Snapchat has released an infomercial video featuring its founder and CEO Evan Spiegel promoting its 3V advertising approach to attract brands to place advertisements on its platform. Snapchat has been very serious and aggressive about capturing the interests of advertisers to support its business model since late last year.
The 25-year-old Siegel explains in about 90 seconds the meaning and virtues of Snapchat's 3V, its nickname for "vertical, video views," He also highlights the fact that its mobile app fills up the whole screen and poses full-screen ad slots as its greatest advantage over its rivals such as Facebook, Instagram, Twitter and YouTube.
A slideshow of company graphs and facts accompanies the video on a page dedicated for ads on Snapchat's website. The company claims that more than 60 percent of 13 to 34-year-old smartphone users in the U.S. are certified Snapchatters and more than two billion videos are viewed everyday. If one places an advertisement on Snapchat, it is very likely that almost 100 million daily active users will see the ad.
Spiegel's view that "people just don't rotate their phones" is beginning to influence other mobile, video and social players and the company claims that the completion rate of ads is nine times more than the horizontal oriented ads in mobile phones.

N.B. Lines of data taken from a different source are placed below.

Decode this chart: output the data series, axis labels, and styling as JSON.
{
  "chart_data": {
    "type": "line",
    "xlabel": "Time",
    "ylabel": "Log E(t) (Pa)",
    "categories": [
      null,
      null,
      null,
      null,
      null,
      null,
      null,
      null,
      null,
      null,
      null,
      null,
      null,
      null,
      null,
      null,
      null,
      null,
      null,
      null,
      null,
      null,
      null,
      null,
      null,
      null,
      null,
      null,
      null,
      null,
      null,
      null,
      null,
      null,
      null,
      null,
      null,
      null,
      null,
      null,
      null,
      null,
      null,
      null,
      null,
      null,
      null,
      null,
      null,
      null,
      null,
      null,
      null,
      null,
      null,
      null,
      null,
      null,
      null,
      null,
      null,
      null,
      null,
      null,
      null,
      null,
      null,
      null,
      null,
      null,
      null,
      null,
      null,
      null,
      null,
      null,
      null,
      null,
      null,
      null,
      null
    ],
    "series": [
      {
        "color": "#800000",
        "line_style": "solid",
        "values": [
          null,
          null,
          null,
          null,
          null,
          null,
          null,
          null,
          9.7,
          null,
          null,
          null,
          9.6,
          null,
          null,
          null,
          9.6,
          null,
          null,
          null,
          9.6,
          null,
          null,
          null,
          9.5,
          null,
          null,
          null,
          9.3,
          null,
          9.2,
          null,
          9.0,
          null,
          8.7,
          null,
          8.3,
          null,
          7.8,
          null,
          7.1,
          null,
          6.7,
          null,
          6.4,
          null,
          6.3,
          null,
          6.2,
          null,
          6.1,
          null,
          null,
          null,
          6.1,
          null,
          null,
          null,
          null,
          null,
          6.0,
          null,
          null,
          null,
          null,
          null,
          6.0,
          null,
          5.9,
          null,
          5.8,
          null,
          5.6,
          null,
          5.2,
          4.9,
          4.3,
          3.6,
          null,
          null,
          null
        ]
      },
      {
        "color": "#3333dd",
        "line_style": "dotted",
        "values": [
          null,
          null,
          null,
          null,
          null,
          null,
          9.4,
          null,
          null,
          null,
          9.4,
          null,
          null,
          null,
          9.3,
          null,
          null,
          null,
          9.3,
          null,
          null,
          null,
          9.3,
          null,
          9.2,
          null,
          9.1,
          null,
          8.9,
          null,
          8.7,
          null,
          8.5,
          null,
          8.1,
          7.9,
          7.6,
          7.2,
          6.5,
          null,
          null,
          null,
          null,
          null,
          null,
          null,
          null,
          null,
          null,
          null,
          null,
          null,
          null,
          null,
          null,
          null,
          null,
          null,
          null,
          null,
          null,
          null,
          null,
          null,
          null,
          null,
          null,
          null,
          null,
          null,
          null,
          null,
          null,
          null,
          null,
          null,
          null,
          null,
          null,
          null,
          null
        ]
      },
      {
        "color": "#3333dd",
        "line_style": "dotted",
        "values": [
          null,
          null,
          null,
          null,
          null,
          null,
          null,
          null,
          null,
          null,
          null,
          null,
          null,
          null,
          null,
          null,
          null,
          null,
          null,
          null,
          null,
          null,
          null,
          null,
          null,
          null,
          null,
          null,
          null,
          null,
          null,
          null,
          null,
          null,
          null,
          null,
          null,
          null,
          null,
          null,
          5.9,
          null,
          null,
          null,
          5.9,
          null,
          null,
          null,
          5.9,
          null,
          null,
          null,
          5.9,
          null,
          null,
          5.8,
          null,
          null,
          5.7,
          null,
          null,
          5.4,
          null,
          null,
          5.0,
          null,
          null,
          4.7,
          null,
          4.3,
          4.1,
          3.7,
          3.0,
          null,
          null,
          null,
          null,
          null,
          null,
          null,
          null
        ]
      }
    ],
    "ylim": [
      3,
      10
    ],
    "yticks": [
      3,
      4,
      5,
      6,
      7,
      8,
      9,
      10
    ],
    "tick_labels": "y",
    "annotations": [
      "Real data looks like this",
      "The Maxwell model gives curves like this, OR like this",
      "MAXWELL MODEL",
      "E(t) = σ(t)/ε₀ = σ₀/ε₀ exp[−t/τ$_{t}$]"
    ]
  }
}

The Snapchat app uses verticality in all the short-form content distributed through its messaging, Discover and Live Stories channels. Vertical drawings, pictures and videos can be sent back and forth among Snapchatters. Select media partners like Cosmopolitan, Comedy Central, Daily Mail, Vice and ESPN publish on the Discover channels daily. Live Stories are shared videos from around the world and at important events, such as the recent American Music Awards that drew 11.5 million Snapchatters.
Movie studios have also advertised on the app. The big summer releases such as "Jurassic World," "Pitch Perfect 2" and "Mad Max: Fury Road" were greatly advertised on Snapchat, with the aim of duplicating or outperforming the opening success of "Furious 7," whose ad Snapchat claims was either liked or loved by 93 percent of the Snapchatters that saw it.